Постоял на другой стороне, одной ногой в водосточной канаве. Мимо проследовала цепочка молчаливых девочек — от четырех до десяти лет. Темноволосые, темноглазые, все в одинаковых серых юбочках и блузках, они крепко держались за руки. Их сопровождали две бдительные молодые женщины в халатах и платках. Проходя мимо Билла, они опустили глаза, чтобы не встретиться с ним взглядом, а он рассматривал их непроницаемые лица, опрятные халаты. Потом обернулся и проводил их взглядом: тоненькие, стройные, любой из них могла быть Кельтум.

Он смотрел на них, и вдруг его озарило. Он понял, что́ давал своему народу Бухила, осознал, что вовлекло в его движение Кельтум и большинство арабской молодежи. При виде этих детей, спокойных и здоровых, дисциплинированных и уверенных в себе, становилось ясно, что они не пойдут по стопам своих родителей и никому не позволят унижать и оскорблять себя. Бухила, возможно, был негодяем, но то, что он делал для этих детей, заслуживало уважения.

Вот почему Лига национального спасения пользовалась широкой поддержкой: де Медем лучше других понимал, что эти дети с невинными личиками представляют серьезную угрозу.

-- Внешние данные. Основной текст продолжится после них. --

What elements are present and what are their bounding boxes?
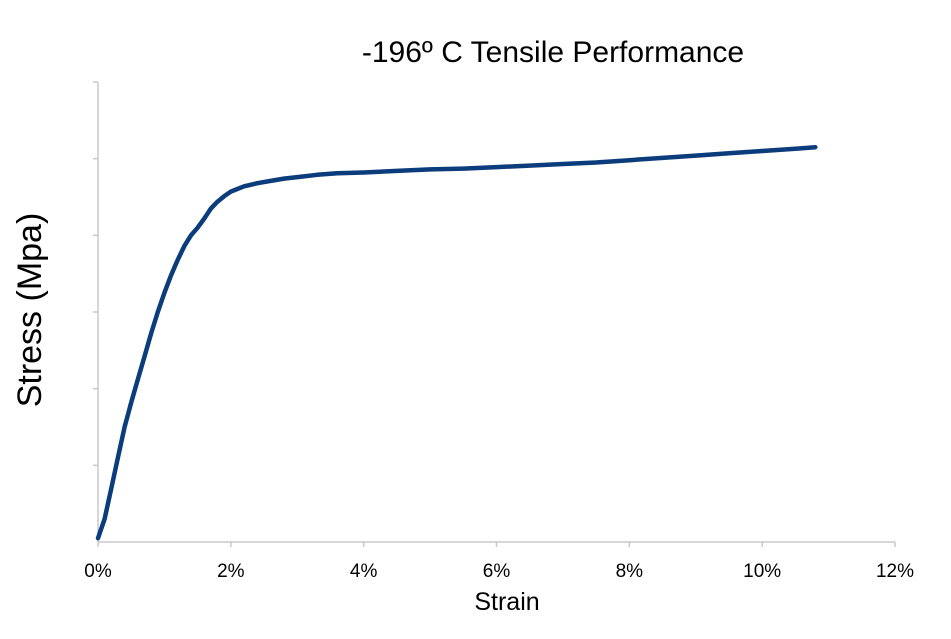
x-axis-tick-labels: 0% 2% 4% 6% 8% 10% 12% bbox=[84, 561, 914, 582]
y-axis-ticks bbox=[93, 81, 98, 467]
x-tick-label-3: 6% bbox=[483, 561, 511, 582]
x-tick-label-0: 0% bbox=[84, 561, 112, 582]
plot-area: 0% 2% 4% 6% 8% 10% 12% bbox=[84, 81, 914, 582]
series-line-0 bbox=[95, 144, 818, 541]
chart-title: -196º C Tensile Performance bbox=[362, 36, 744, 69]
x-tick-label-5: 10% bbox=[743, 561, 781, 582]
series-layer bbox=[95, 144, 818, 541]
x-tick-label-1: 2% bbox=[217, 561, 245, 582]
x-tick-label-6: 12% bbox=[876, 561, 914, 582]
x-tick-label-4: 8% bbox=[616, 561, 644, 582]
x-tick-label-2: 4% bbox=[350, 561, 378, 582]
x-axis-ticks bbox=[97, 542, 896, 547]
y-axis-label: Stress (Mpa) bbox=[11, 213, 49, 408]
x-axis-label: Strain bbox=[474, 588, 539, 616]
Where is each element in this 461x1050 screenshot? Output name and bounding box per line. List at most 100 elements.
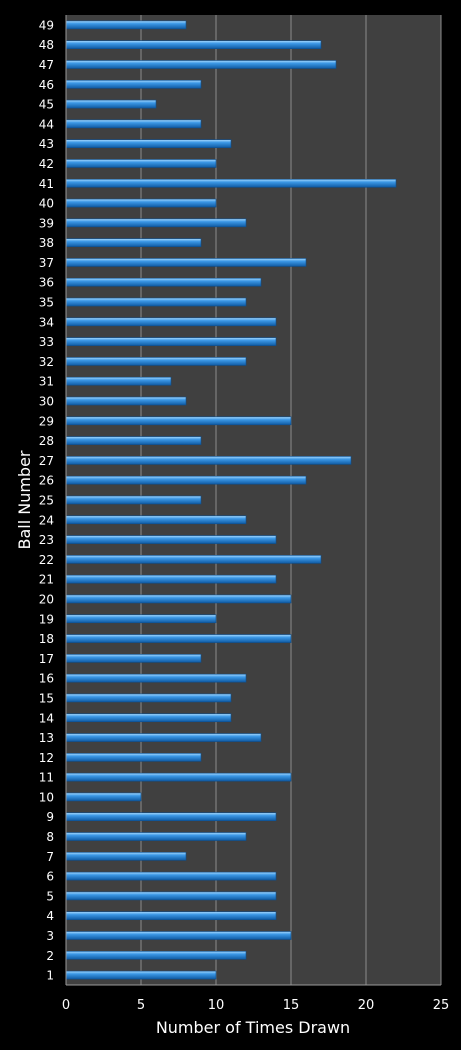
y-tick-label: 29 — [39, 414, 54, 428]
y-tick-label: 43 — [39, 137, 54, 151]
bar-ball-36 — [65, 277, 262, 287]
y-tick-label: 23 — [39, 533, 54, 547]
y-tick-label: 25 — [39, 494, 54, 508]
bar-ball-4 — [65, 911, 277, 921]
x-tick-labels: 0 5 10 15 20 25 — [62, 998, 449, 1013]
bar-ball-11 — [65, 772, 292, 782]
y-tick-label: 41 — [39, 177, 54, 191]
y-tick-label: 32 — [39, 355, 54, 369]
y-tick-label: 30 — [39, 395, 54, 409]
bar-ball-1 — [65, 970, 217, 980]
bar-ball-23 — [65, 535, 277, 544]
bar-ball-37 — [65, 258, 307, 267]
y-tick-label: 28 — [39, 434, 54, 448]
bar-ball-31 — [65, 376, 172, 386]
bar-ball-33 — [65, 337, 277, 346]
x-tick-label: 25 — [433, 998, 450, 1013]
y-tick-label: 9 — [46, 810, 54, 824]
y-tick-label: 38 — [39, 236, 54, 250]
y-tick-labels: 1234567891011121314151617181920212223242… — [39, 18, 54, 982]
bar-ball-27 — [65, 456, 352, 465]
bar-ball-41 — [65, 178, 397, 188]
bar-ball-7 — [65, 852, 187, 861]
bar-ball-14 — [65, 713, 232, 723]
y-tick-label: 1 — [46, 969, 54, 983]
bar-ball-2 — [65, 951, 247, 960]
y-tick-label: 24 — [39, 513, 54, 527]
y-tick-label: 27 — [39, 454, 54, 468]
x-axis-label: Number of Times Drawn — [156, 1018, 350, 1037]
y-tick-label: 40 — [39, 197, 54, 211]
bar-ball-45 — [65, 99, 157, 109]
y-tick-label: 12 — [39, 751, 54, 765]
bars — [65, 20, 397, 980]
y-tick-label: 20 — [39, 592, 54, 606]
y-tick-label: 2 — [46, 949, 54, 963]
bar-ball-18 — [65, 634, 292, 643]
y-tick-label: 42 — [39, 157, 54, 171]
bar-ball-32 — [65, 357, 247, 366]
bar-ball-40 — [65, 198, 217, 208]
bar-ball-46 — [65, 79, 202, 89]
y-tick-label: 34 — [39, 315, 54, 329]
bar-ball-35 — [65, 297, 247, 307]
y-tick-label: 4 — [46, 909, 54, 923]
bar-ball-24 — [65, 515, 247, 525]
y-tick-label: 39 — [39, 216, 54, 230]
y-tick-label: 18 — [39, 632, 54, 646]
bar-ball-3 — [65, 931, 292, 940]
bar-ball-28 — [65, 436, 202, 445]
bar-ball-25 — [65, 495, 202, 505]
y-tick-label: 45 — [39, 98, 54, 112]
y-tick-label: 36 — [39, 276, 54, 290]
bar-ball-22 — [65, 555, 322, 564]
bar-ball-49 — [65, 20, 187, 30]
bar-ball-17 — [65, 654, 202, 663]
bar-ball-39 — [65, 218, 247, 228]
y-tick-label: 14 — [39, 711, 54, 725]
y-tick-label: 22 — [39, 553, 54, 567]
bar-ball-29 — [65, 416, 292, 426]
y-tick-label: 46 — [39, 78, 54, 92]
bar-ball-43 — [65, 139, 232, 148]
y-tick-label: 8 — [46, 830, 54, 844]
bar-ball-20 — [65, 594, 292, 604]
y-tick-label: 5 — [46, 889, 54, 903]
y-tick-label: 33 — [39, 335, 54, 349]
y-tick-label: 31 — [39, 375, 54, 389]
bar-ball-15 — [65, 693, 232, 703]
bar-ball-10 — [65, 792, 142, 802]
y-tick-label: 13 — [39, 731, 54, 745]
bar-ball-42 — [65, 159, 217, 168]
y-tick-label: 44 — [39, 117, 54, 131]
bar-ball-5 — [65, 891, 277, 901]
bar-ball-9 — [65, 812, 277, 822]
bar-ball-19 — [65, 614, 217, 624]
y-tick-label: 21 — [39, 573, 54, 587]
y-tick-label: 26 — [39, 474, 54, 488]
y-tick-label: 17 — [39, 652, 54, 666]
bar-ball-26 — [65, 475, 307, 485]
bar-ball-48 — [65, 40, 322, 49]
bar-ball-30 — [65, 396, 187, 406]
bar-ball-6 — [65, 871, 277, 881]
bar-ball-47 — [65, 60, 337, 69]
y-tick-label: 16 — [39, 672, 54, 686]
y-tick-label: 6 — [46, 870, 54, 884]
y-tick-label: 11 — [39, 771, 54, 785]
x-tick-label: 5 — [137, 998, 145, 1013]
bar-ball-44 — [65, 119, 202, 129]
y-tick-label: 15 — [39, 691, 54, 705]
y-tick-label: 35 — [39, 296, 54, 310]
bar-ball-21 — [65, 574, 277, 584]
y-tick-label: 3 — [46, 929, 54, 943]
bar-ball-38 — [65, 238, 202, 247]
y-tick-label: 7 — [46, 850, 54, 864]
grid-lines — [140, 15, 442, 985]
bar-ball-8 — [65, 832, 247, 841]
bar-ball-16 — [65, 673, 247, 683]
x-tick-label: 0 — [62, 998, 70, 1013]
y-tick-label: 19 — [39, 612, 54, 626]
y-tick-label: 47 — [39, 58, 54, 72]
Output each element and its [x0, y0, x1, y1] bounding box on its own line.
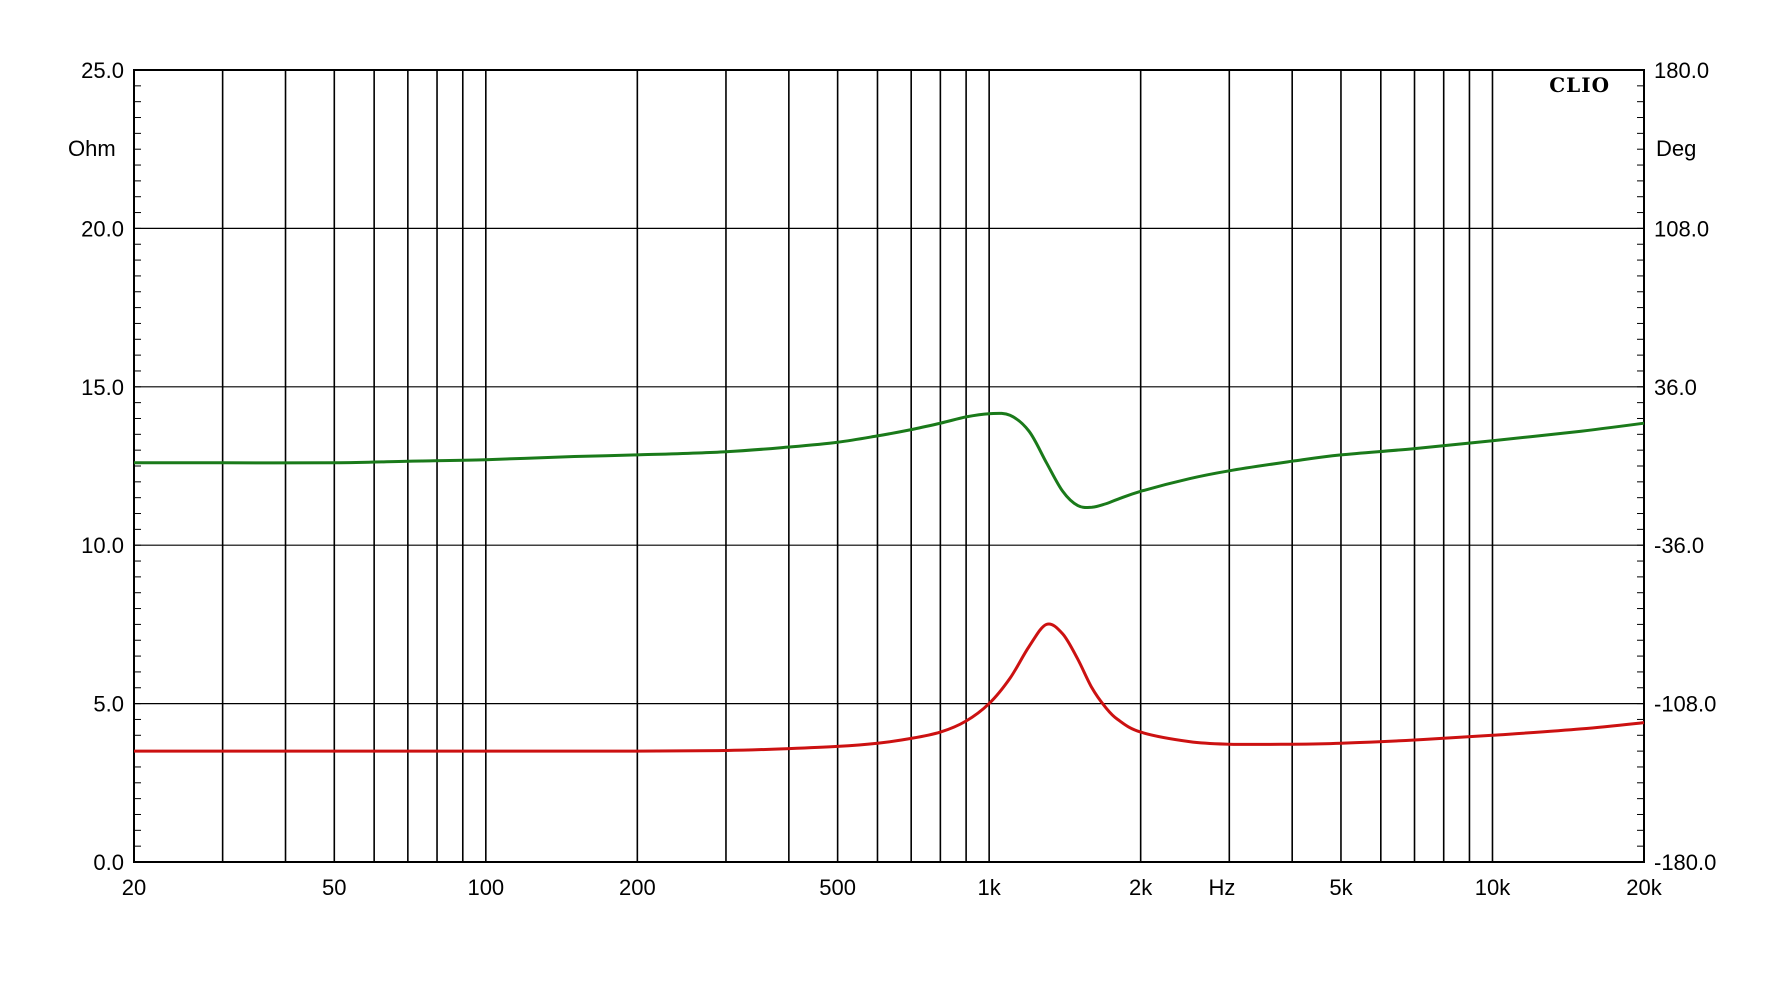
y-right-tick-label: 108.0: [1654, 216, 1709, 241]
x-tick-label: 100: [467, 875, 504, 900]
phase-curve: [134, 411, 1645, 509]
x-tick-label: 5k: [1329, 875, 1353, 900]
plot-frame: [133, 69, 1645, 863]
x-tick-label: 20k: [1626, 875, 1662, 900]
tick-labels: 20 50 100 200 500 1k 2k 5k 10k 20k 0.0 5.0 10.0 15.0 2…: [81, 58, 1716, 900]
y-left-tick-label: 10.0: [81, 533, 124, 558]
x-unit-label: Hz: [1209, 875, 1236, 900]
y-left-tick-label: 20.0: [81, 216, 124, 241]
x-tick-label: 500: [819, 875, 856, 900]
impedance-curve: [134, 622, 1645, 753]
series-layer: [134, 411, 1645, 753]
x-tick-label: 200: [619, 875, 656, 900]
y-left-tick-label: 15.0: [81, 375, 124, 400]
y-left-tick-label: 5.0: [93, 692, 124, 717]
y-left-tick-label: 25.0: [81, 58, 124, 83]
y-right-unit-label: Deg: [1656, 136, 1696, 161]
y-right-tick-label: 36.0: [1654, 375, 1697, 400]
x-tick-label: 10k: [1475, 875, 1511, 900]
minor-ticks: [134, 69, 1644, 863]
y-right-tick-label: -180.0: [1654, 850, 1716, 875]
x-tick-label: 50: [322, 875, 346, 900]
y-right-tick-label: -36.0: [1654, 533, 1704, 558]
y-left-unit-label: Ohm: [68, 136, 116, 161]
x-tick-label: 1k: [978, 875, 1002, 900]
x-tick-label: 20: [122, 875, 146, 900]
y-left-tick-label: 0.0: [93, 850, 124, 875]
brand-logo: CLIO: [1549, 73, 1610, 97]
grid: [134, 70, 1644, 862]
y-right-tick-label: -108.0: [1654, 692, 1716, 717]
x-tick-label: 2k: [1129, 875, 1153, 900]
y-right-tick-label: 180.0: [1654, 58, 1709, 83]
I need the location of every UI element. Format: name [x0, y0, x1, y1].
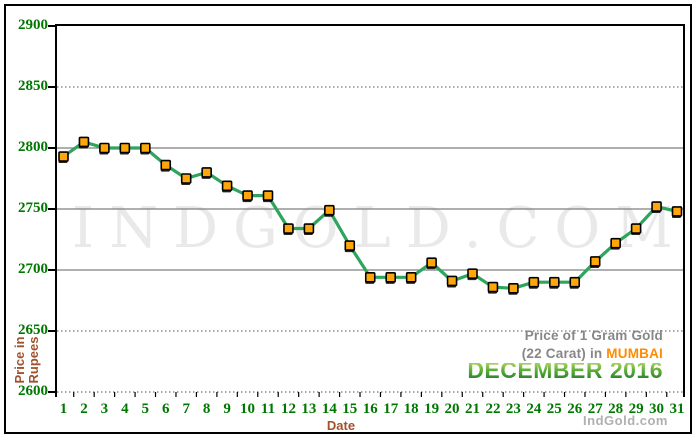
x-tick-label: 28: [608, 401, 624, 417]
data-point-marker: [651, 201, 662, 212]
y-tick-label: 2650: [18, 322, 48, 338]
data-point-marker: [487, 281, 499, 293]
data-point-marker: [221, 180, 233, 192]
x-tick-label: 29: [628, 401, 644, 417]
annotation-month-year: DECEMBER 2016: [467, 357, 663, 383]
plot-area: [55, 24, 685, 397]
x-tick-label: 5: [141, 401, 150, 417]
data-point-marker: [610, 237, 621, 249]
data-point-marker: [303, 223, 315, 234]
data-point-marker: [630, 223, 642, 234]
x-tick-label: 26: [567, 401, 583, 417]
data-point-marker: [671, 206, 683, 217]
y-tick-label: 2800: [18, 139, 48, 155]
x-tick-label: 20: [444, 401, 460, 417]
x-tick-label: 19: [424, 401, 440, 417]
data-point-marker: [99, 142, 110, 154]
y-axis-tick: [48, 269, 56, 271]
brand-text: IndGold.com: [583, 413, 668, 428]
x-tick-label: 4: [121, 401, 129, 417]
x-tick-label: 31: [669, 401, 685, 417]
watermark-text: INDGOLD.COM: [72, 196, 688, 261]
data-point-marker: [426, 257, 437, 268]
data-point-marker: [467, 268, 478, 279]
data-point-marker: [262, 190, 274, 201]
data-point-marker: [569, 276, 581, 288]
x-tick-label: 13: [301, 401, 317, 417]
x-tick-label: 16: [362, 401, 378, 417]
x-tick-label: 3: [100, 401, 109, 417]
data-point-marker: [58, 151, 69, 162]
y-axis-title-line2: Rupees: [26, 336, 41, 384]
x-tick-label: 24: [526, 401, 542, 417]
y-axis-tick: [48, 208, 56, 210]
x-tick-label: 2: [80, 401, 88, 417]
y-tick-label: 2600: [18, 383, 48, 399]
annotation-carat-text: (22 Carat) in: [521, 346, 607, 361]
x-tick-label: 22: [485, 401, 501, 417]
x-tick-label: 18: [403, 401, 419, 417]
data-point-marker: [548, 276, 560, 288]
chart-annotation-block: Price of 1 Gram Gold (22 Carat) in MUMBA…: [467, 328, 663, 383]
y-tick-label: 2850: [18, 78, 48, 94]
y-axis-tick: [48, 391, 56, 393]
x-tick-label: 10: [240, 401, 256, 417]
data-point-marker: [180, 173, 192, 184]
x-tick-label: 14: [321, 401, 337, 417]
data-point-marker: [324, 204, 335, 216]
data-point-marker: [528, 276, 540, 288]
x-axis-title: Date: [326, 418, 356, 433]
x-tick-label: 27: [587, 401, 603, 417]
x-tick-label: 9: [223, 401, 231, 417]
price-line: [61, 140, 679, 290]
x-tick-label: 25: [546, 401, 562, 417]
data-point-marker: [364, 272, 376, 283]
annotation-title-line2: (22 Carat) in MUMBAI: [467, 346, 663, 361]
x-tick-label: 7: [182, 401, 190, 417]
data-point-marker: [201, 167, 212, 178]
data-point-marker: [140, 142, 151, 154]
x-tick-label: 15: [342, 401, 358, 417]
data-point-marker: [78, 136, 90, 148]
data-point-marker: [160, 159, 172, 171]
x-tick-label: 12: [280, 401, 296, 417]
y-axis-tick: [48, 330, 56, 332]
x-tick-label: 23: [505, 401, 521, 417]
x-tick-label: 11: [260, 401, 276, 417]
x-tick-label: 17: [383, 401, 399, 417]
annotation-city-name: MUMBAI: [606, 346, 663, 361]
y-axis-tick: [48, 147, 56, 149]
annotation-title-line1: Price of 1 Gram Gold: [524, 328, 663, 343]
y-tick-label: 2750: [18, 200, 48, 216]
x-tick-label: 21: [465, 401, 480, 417]
x-tick-label: 1: [59, 401, 68, 417]
data-point-marker: [405, 272, 417, 283]
data-point-marker: [446, 275, 458, 287]
price-line-chart-svg: [57, 86, 683, 397]
x-tick-label: 30: [649, 401, 665, 417]
data-point-marker: [508, 282, 519, 294]
data-point-marker: [119, 142, 131, 154]
y-axis-title-line1: Price in: [12, 336, 27, 384]
x-tick-label: 6: [162, 401, 170, 417]
y-tick-label: 2700: [18, 261, 48, 277]
y-axis-tick: [48, 25, 56, 27]
data-point-marker: [242, 190, 253, 201]
data-point-marker: [589, 256, 601, 267]
data-point-marker: [283, 223, 294, 234]
data-point-marker: [344, 240, 356, 251]
x-tick-label: 8: [202, 401, 211, 417]
data-point-marker: [385, 272, 397, 283]
y-axis-tick: [48, 86, 56, 88]
y-tick-label: 2900: [18, 17, 48, 33]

Его послания, четкие и ясные, доходили до людей, подобных владельцу гостиницы, где поселился Билл. Когда ребятишки, воспитанные в школах Бухилы, станут взрослыми, вряд ли какой-нибудь владелец трущоб сможет спокойно жить. С трудом оторвав взгляд от детей, Билл пересек тротуар и неуклюже вошел через широко открытую дверь в бар.

Зал был уставлен заляпанными столами и разнокалиберными кухонными табуретами. За одним из столов сидели двое мужчин с худыми морщинистыми лицами и играли в какую-то сложную карточную игру. Когда они разговаривали, их губы шевелились вместе с приклеившимися окурками, рядом стояли бутылки с пивом. Кроме них в баре было еще двое мужчин, один пил рюмку за рюмкой белое вино, наливая его из бутылки без этикетки, и перебрасывался шутками с барменом, а другой стоял, облокотившись на стойку, и что-то высматривал на донышке пустого стакана. Билл сел поодаль и промямлил, что хочет кофе. Не прерывая разговора с приятелем, бармен подал ему кофе, грохнув кружкой о серый металл стойки под самым носом Билла, извлек из-под прилавка бутылку и потряс ею над кружкой. Билл чуть заметно кивнул — как покупатель на аукционе, и бармен, лихо откупорив бутылку, долил ему в кружку на полсантиметра водки. Билл удовлетворенно хрюкнул, поднял наполненную до краев кружку и, с шумом прихлебывая кофе, словно от нечего делать, начал разглядывать прохожих на улице.